Tuesday, February 19, 2013

Call It What you Will. . .

Menopause.  The Change of Life.  The Critical Period (or really lack thereof).  Whatever you want to call it, I've been ready for it since the day I gave birth to my last child.  No more children; no need for the uterus, the fallopians or ovaries.  I was ready to yank them out and donate them to an organ bank a long time ago.  My gynocologist, however, wasn't in agreement.  So, I toiled on until now.

I've had some symptoms for awhile.  Hot?  All the time (southerners call it "my own personal summer").  Itchy? Check.  But really, the bitchy and forgetful part haven't been so bad. I've been fairly open and ready to poke fun at myself when the sniping bitch rears her head and am quick to spin it back into position. In fact, I pride myself on quick thinking and innovative action.

Last week, a friend dropped by with little notice. I had enough time to pick up the dog toys, put the extra dirty dished in the oven and make a fresh pot of coffee.  And, we had a delightful visit, talking about, of all things, our experiences with The Change.  Her biggest complaint is her swiss cheese memory, which her children are quick to point out when it involves something they claim they have already told her.  You know, things like I'm having fifteen people over tonight, will you cook something?

That evening when Moondoggy came home, I told him of the visit, laughing at the funny stories my friend shared.  I preheated the oven for dinner, then continued the conversation, asking in a somber tone if I had been successful at not being overly moody or bitchy.  Moondoggy assured me, my bitch has been painless and sometimes downright funny.  I felt pretty darn proud of myself.

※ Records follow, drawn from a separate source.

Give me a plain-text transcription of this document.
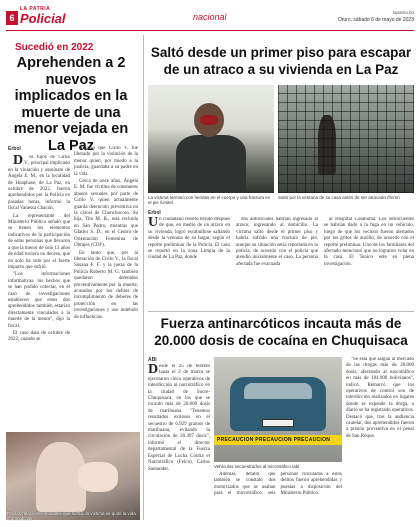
6
LA PATRIA
Policial	nacional	lapatria.bo
Oruro, sábado 6 de mayo de 2023
Sucedió en 2022
Aprehenden a 2 nuevos implicados en la muerte de una menor vejada en La Paz
Erbol

D os hijos de Cirilo V., principal implicado en la violación y asesinato de Ángela E. M., en la localidad de Huaphase, de La Paz, en octubre de 2022, fueron aprehendidos por la Policía en pasadas horas, informó la fiscal Vanessa Chacón.

La representante del Ministerio Público señaló que se tienen los elementos indicativos de la participación de estas personas que llevaron a que la menor de solo 13 años de edad tuviera un deceso, que no solo ha sido por el fuerte impacto que sufrió.

"Los informaciones informativas, los hechos que se han podido colectar, en el caso de investigaciones establecen que estos dos aprehendidos también estarían directamente vinculados a la muerte de la menor", dijo la fiscal.

El caso data de octubre de 2022, cuando se

conoció que Cirilo V. fue liberado por la violación de la menor quien, por miedo a la justicia, guardaba a su padre en la vida.

Cerca de once años, Ángela E. M. fue víctima de constantes abusos sexuales por parte de Cirilo V. quien actualmente guarda detención preventiva en la cárcel de Chonchocoro. Su hija, Tita M. B., está recluida en San Pedro, mientras que Gladys S. D., en el Centro de Orientación Femenina de Obrajes (COF).

En tanto que, por la liberación de Cirilo V., la fiscal Susana F. F. y la jueza de la Policía Roberto M. G. también quedaron detenidos preventivamente por la muerte, acusados por los delitos de incumplimiento de deberes de protección en las investigaciones y uso indebido de influencias.

Por las relaciones sexuales que sufría, la víctima se quitó la vida /fmmnoticias
Saltó desde un primer piso para escapar de un atraco a su vivienda en La Paz
La víctima terminó con heridas en el cuerpo y una fractura en el pie /Unitel
Saltó por la ventana de su casa antes de ser atracado /fmmn
Erbol

Un ciudadano resultó herido después de que, en medio de un atraco en su vivienda, logró escabullirse saltando desde la ventana de su hogar, según el reporte preliminar de la Policía. El caso se reportó en la zona Limpia de la ciudad de La Paz, donde

dos antisociales habrían ingresado al atraco, ingresando al domicilio. La víctima saltó desde el primer piso y habría sufrido una fractura de pie, aunque su situación sería reportada en la policía, de acuerdo con el policía que atendió inicialmente el caso. La persona afectada fue evacuada

al Hospital Cotahuma. Los delincuentes se habrían dado a la fuga en un vehículo, luego de que los vecinos fueron alertados por los gritos de auxilio, de acuerdo con el reporte preliminar. Uno de los familiares del afectado mencionó que no lograron volar en la casa. El Tenico este en plena investigación.

Fuerza antinarcóticos incauta más de 20.000 dosis de cocaína en Chuquisaca
ABI

Desde el 25 de febrero hasta el 2 de marzo se ejecutaron cinco operativos de interdicción al narcotráfico en la ciudad de Sucre-Chuquisaca, en los que se incautó más de 20.000 dosis de marihuana. "Tenemos resultados exitosos en el secuestro de 6.929 gramos de marihuana, evitando la circulación de 20.497 dosis", informó el director departamental de la Fuerza Especial de Lucha Contra el Narcotráfico (Felcn), Carlos Santander.

PRECAUCION PRECAUCION PRECAUCION
Vehículos secuestrados al microtráfico /abi

Además, detalló que también se constató dos motorizados que se usaban para el microtráfico, seis personas vinculadas a estos delitos fueron aprehendidas y puestas a disposición del Ministerio Público.

"Se está que salgan al mercado de las drogas más de 20.000 dosis, afectando al narcotráfico en más de 184.900 bolivianos", indicó. Remarcó que los operativos de control son de interdicción realizados en lugares donde se expende la droga, a diario se ha registrado operativos. Destacó que, tras la audiencia cautelar, dos aprehendidos fueron a prisión preventiva en el penal de San Roque.
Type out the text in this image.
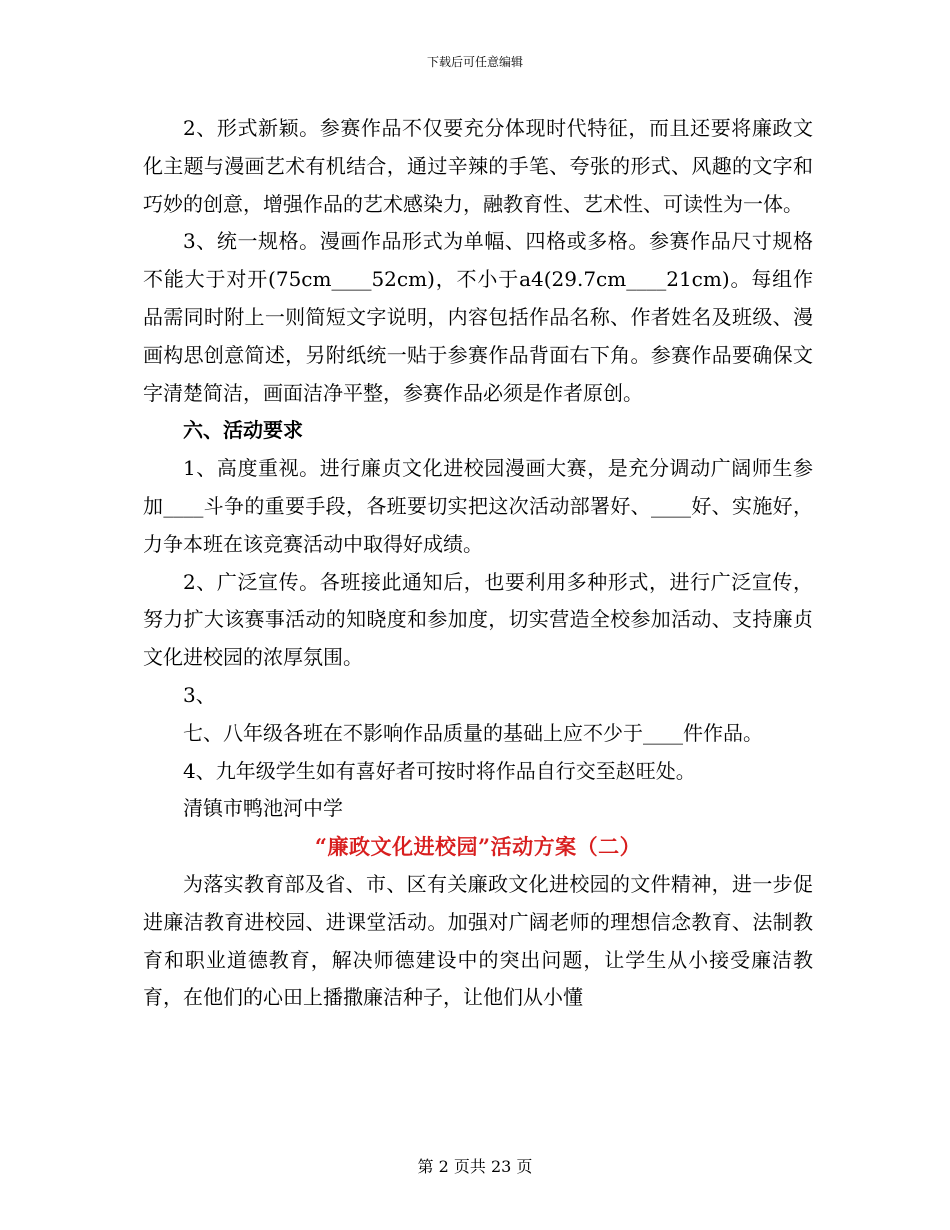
下载后可任意编辑

2、形式新颖。参赛作品不仅要充分体现时代特征，而且还要将廉政文化主题与漫画艺术有机结合，通过辛辣的手笔、夸张的形式、风趣的文字和巧妙的创意，增强作品的艺术感染力，融教育性、艺术性、可读性为一体。

3、统一规格。漫画作品形式为单幅、四格或多格。参赛作品尺寸规格不能大于对开(75cm____52cm)，不小于a4(29.7cm____21cm)。每组作品需同时附上一则简短文字说明，内容包括作品名称、作者姓名及班级、漫画构思创意简述，另附纸统一贴于参赛作品背面右下角。参赛作品要确保文字清楚简洁，画面洁净平整，参赛作品必须是作者原创。

六、活动要求

1、高度重视。进行廉贞文化进校园漫画大赛，是充分调动广阔师生参加____斗争的重要手段，各班要切实把这次活动部署好、____好、实施好，力争本班在该竞赛活动中取得好成绩。

2、广泛宣传。各班接此通知后，也要利用多种形式，进行广泛宣传，努力扩大该赛事活动的知晓度和参加度，切实营造全校参加活动、支持廉贞文化进校园的浓厚氛围。

3、

七、八年级各班在不影响作品质量的基础上应不少于____件作品。

4、九年级学生如有喜好者可按时将作品自行交至赵旺处。

清镇市鸭池河中学

“廉政文化进校园”活动方案（二）

为落实教育部及省、市、区有关廉政文化进校园的文件精神，进一步促进廉洁教育进校园、进课堂活动。加强对广阔老师的理想信念教育、法制教育和职业道德教育，解决师德建设中的突出问题，让学生从小接受廉洁教育，在他们的心田上播撒廉洁种子，让他们从小懂

第 2 页共 23 页
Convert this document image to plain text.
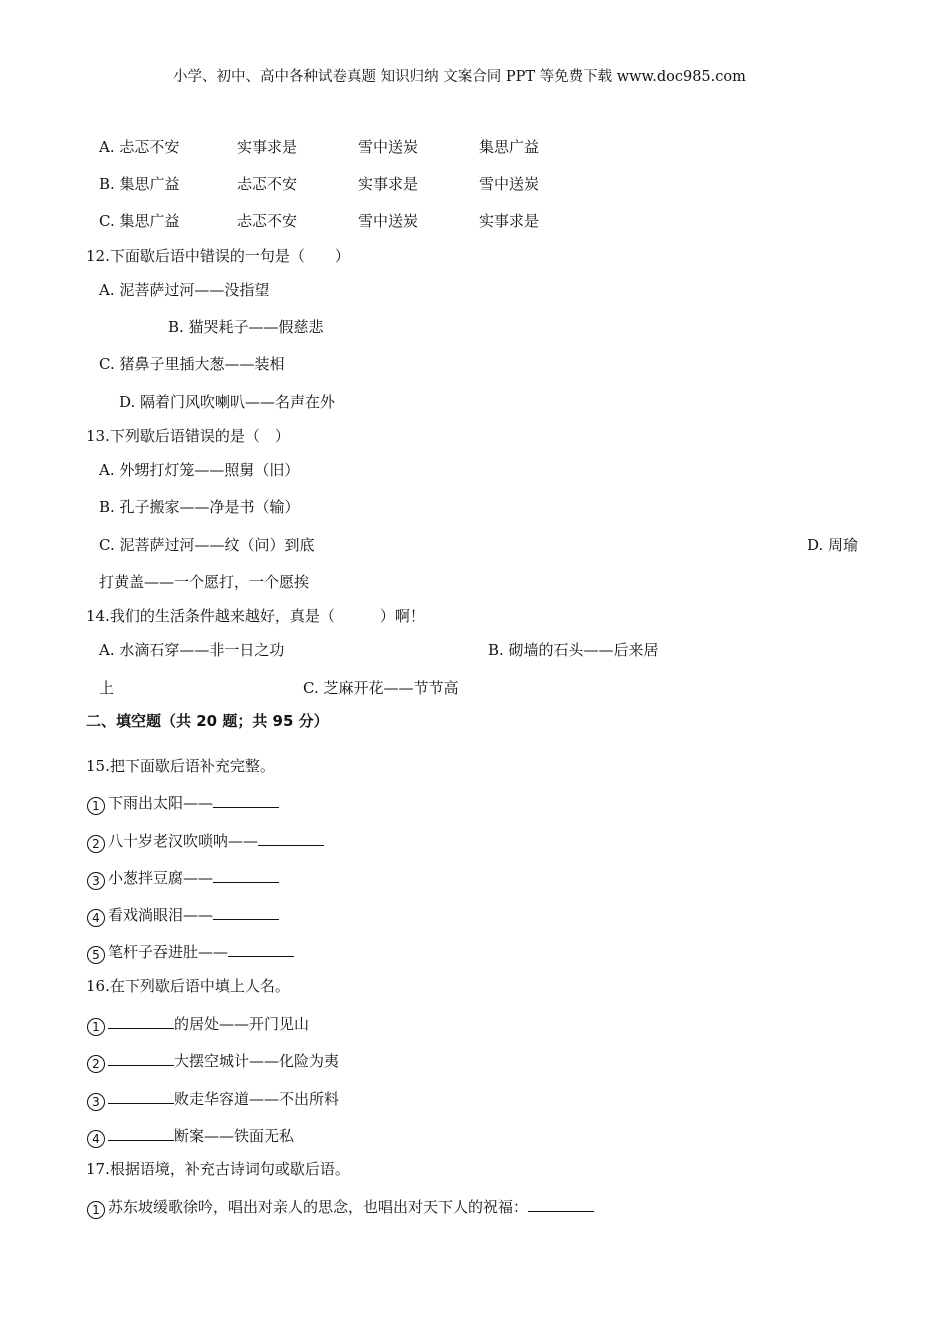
小学、初中、高中各种试卷真题 知识归纳 文案合同 PPT 等免费下载 www.doc985.com
A. 忐忑不安	实事求是	雪中送炭	集思广益
B. 集思广益	忐忑不安	实事求是	雪中送炭
C. 集思广益	忐忑不安	雪中送炭	实事求是
12.下面歇后语中错误的一句是（　　）
A. 泥菩萨过河——没指望
B. 猫哭耗子——假慈悲
C. 猪鼻子里插大葱——装相
D. 隔着门风吹喇叭——名声在外
13.下列歇后语错误的是（　）
A. 外甥打灯笼——照舅（旧）
B. 孔子搬家——净是书（输）
C. 泥菩萨过河——纹（问）到底	D. 周瑜
打黄盖——一个愿打，一个愿挨
14.我们的生活条件越来越好，真是（　　　）啊！
A. 水滴石穿——非一日之功	B. 砌墙的石头——后来居
上	C. 芝麻开花——节节高
二、填空题（共 20 题；共 95 分）
15.把下面歇后语补充完整。
1 下雨出太阳——
2 八十岁老汉吹唢呐——
3 小葱拌豆腐——
4 看戏淌眼泪——
5 笔杆子吞进肚——
16.在下列歇后语中填上人名。
1	的居处——开门见山
2	大摆空城计——化险为夷
3	败走华容道——不出所料
4	断案——铁面无私
17.根据语境，补充古诗词句或歇后语。
1 苏东坡缓歌徐吟，唱出对亲人的思念，也唱出对天下人的祝福：
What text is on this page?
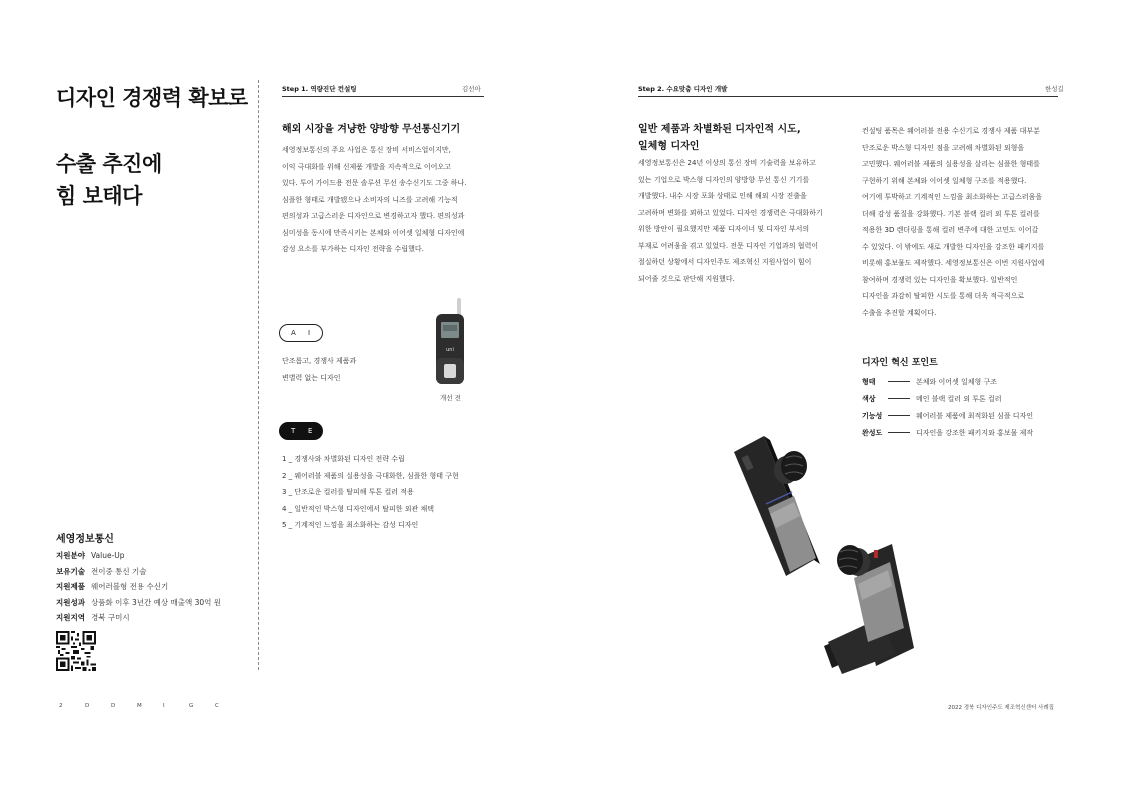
디자인 경쟁력 확보로
수출 추진에
힘 보태다
세영정보통신
지원분야 Value-Up
보유기술 전이중 통신 기술
지원제품 웨어러블형 전용 수신기
지원성과 상품화 이후 3년간 예상 매출액 30억 원
지원지역 경북 구미시
Step 1. 역량진단 컨설팅	김선아
해외 시장을 겨냥한 양방향 무선통신기기
세영정보통신의 주요 사업은 통신 장비 서비스업이지만,
이익 극대화를 위해 신제품 개발을 지속적으로 이어오고
있다. 투어 가이드용 전문 솔루션 무선 송수신기도 그중 하나.
심플한 형태로 개발됐으나 소비자의 니즈를 고려해 기능적
편의성과 고급스러운 디자인으로 변경하고자 했다. 편의성과
심미성을 동시에 만족시키는 본체와 이어셋 일체형 디자인에
감성 요소를 부가하는 디자인 전략을 수립했다.
A I
단조롭고, 경쟁사 제품과
변별력 없는 디자인
uni
개선 전
T E
1 _ 경쟁사와 차별화된 디자인 전략 수립
2 _ 웨어러블 제품의 실용성을 극대화한, 심플한 형태 구현
3 _ 단조로운 컬러를 탈피해 투톤 컬러 적용
4 _ 일반적인 박스형 디자인에서 탈피한 외관 채택
5 _ 기계적인 느낌을 최소화하는 감성 디자인
Step 2. 수요맞춤 디자인 개발	한성길
일반 제품과 차별화된 디자인적 시도,
일체형 디자인
세영정보통신은 24년 이상의 통신 장비 기술력을 보유하고
있는 기업으로 박스형 디자인의 양방향 무선 통신 기기를
개발했다. 내수 시장 포화 상태로 인해 해외 시장 진출을
고려하며 변화를 꾀하고 있었다. 디자인 경쟁력은 극대화하기
위한 방안이 필요했지만 제품 디자이너 및 디자인 부서의
부재로 어려움을 겪고 있었다. 전문 디자인 기업과의 협력이
절실하던 상황에서 디자인주도 제조혁신 지원사업이 힘이
되어줄 것으로 판단해 지원했다.
컨설팅 품목은 웨어러블 전용 수신기로 경쟁사 제품 대부분
단조로운 박스형 디자인 점을 고려해 차별화된 외형을
고민했다. 웨어러블 제품의 실용성을 살리는 심플한 형태를
구현하기 위해 본체와 이어셋 일체형 구조를 적용했다.
여기에 투박하고 기계적인 느낌을 최소화하는 고급스러움을
더해 감성 품질을 강화했다. 기본 블랙 컬러 외 투톤 컬러를
적용한 3D 렌더링을 통해 컬러 변주에 대한 고민도 이어갈
수 있었다. 이 밖에도 새로 개발한 디자인을 강조한 패키지를
비롯해 홍보물도 제작했다. 세영정보통신은 이번 지원사업에
참여하며 경쟁력 있는 디자인을 확보했다. 일반적인
디자인을 과감히 탈피한 시도를 통해 더욱 적극적으로
수출을 추진할 계획이다.
디자인 혁신 포인트
형태	본체와 이어셋 일체형 구조
색상	메인 블랙 컬러 외 투톤 컬러
기능성	웨어러블 제품에 최적화된 심플 디자인
완성도	디자인을 강조한 패키지와 홍보물 제작
2	D	D	M	I	G	C	2022 경북 디자인주도 제조혁신센터 사례집
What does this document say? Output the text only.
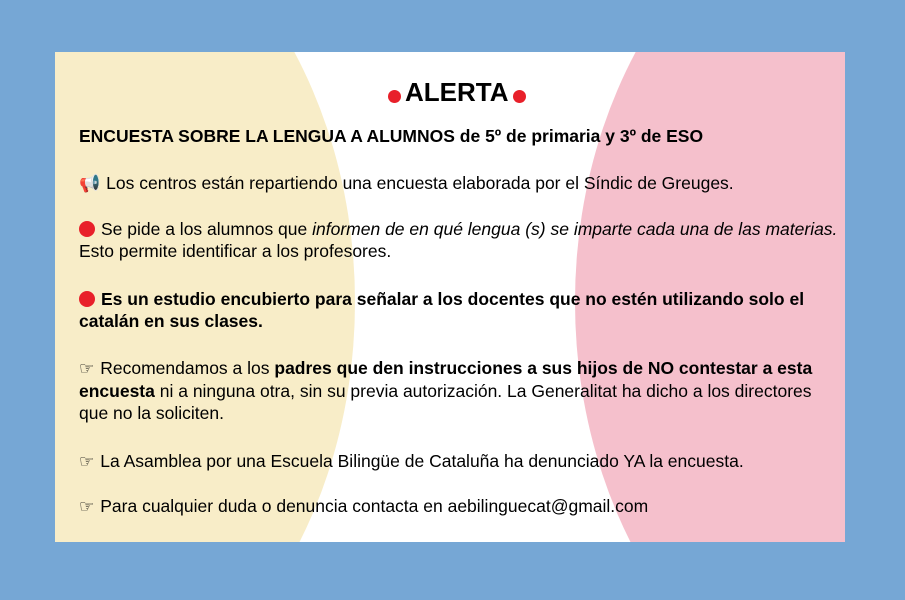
ALERTA

ENCUESTA SOBRE LA LENGUA A ALUMNOS de 5º de primaria y 3º de ESO

📢 Los centros están repartiendo una encuesta elaborada por el Síndic de Greuges.

Se pide a los alumnos que informen de en qué lengua (s) se imparte cada una de las materias. Esto permite identificar a los profesores.

Es un estudio encubierto para señalar a los docentes que no estén utilizando solo el catalán en sus clases.

☞ Recomendamos a los padres que den instrucciones a sus hijos de NO contestar a esta encuesta ni a ninguna otra, sin su previa autorización. La Generalitat ha dicho a los directores que no la soliciten.

☞ La Asamblea por una Escuela Bilingüe de Cataluña ha denunciado YA la encuesta.

☞ Para cualquier duda o denuncia contacta en aebilinguecat@gmail.com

Proud, until I smelled melting plastic.  The dishes!  I had left them in the oven and forgotten.  My white plastic colander was dripping through the oven grates and pooling on the oven floor at a temperature of 375˚.  The stench overpowering.

I was stunned.  How could I forget?

Moondoggy grabbed his coat and brought me mine.  As he helped me put it on he said, "You know, you only asked about being bitchy, you didn't ask me about how your memory has been."


  1. I loved that. I, too am begging for deliverance from what we in Britain (sometimes) euphemistically refer to as 'having the painters in'. However, unfortunately, without the 'change' I still do things like that, cf today, heat up peas in microwave, open door, oh, no peas, peas are on table behind me. Still at least it means McOther isn't going to notice.



  2. I like that phrase, "having the painters in." You British are way more eloquent than we are! I think I may steal that. . . if I remember.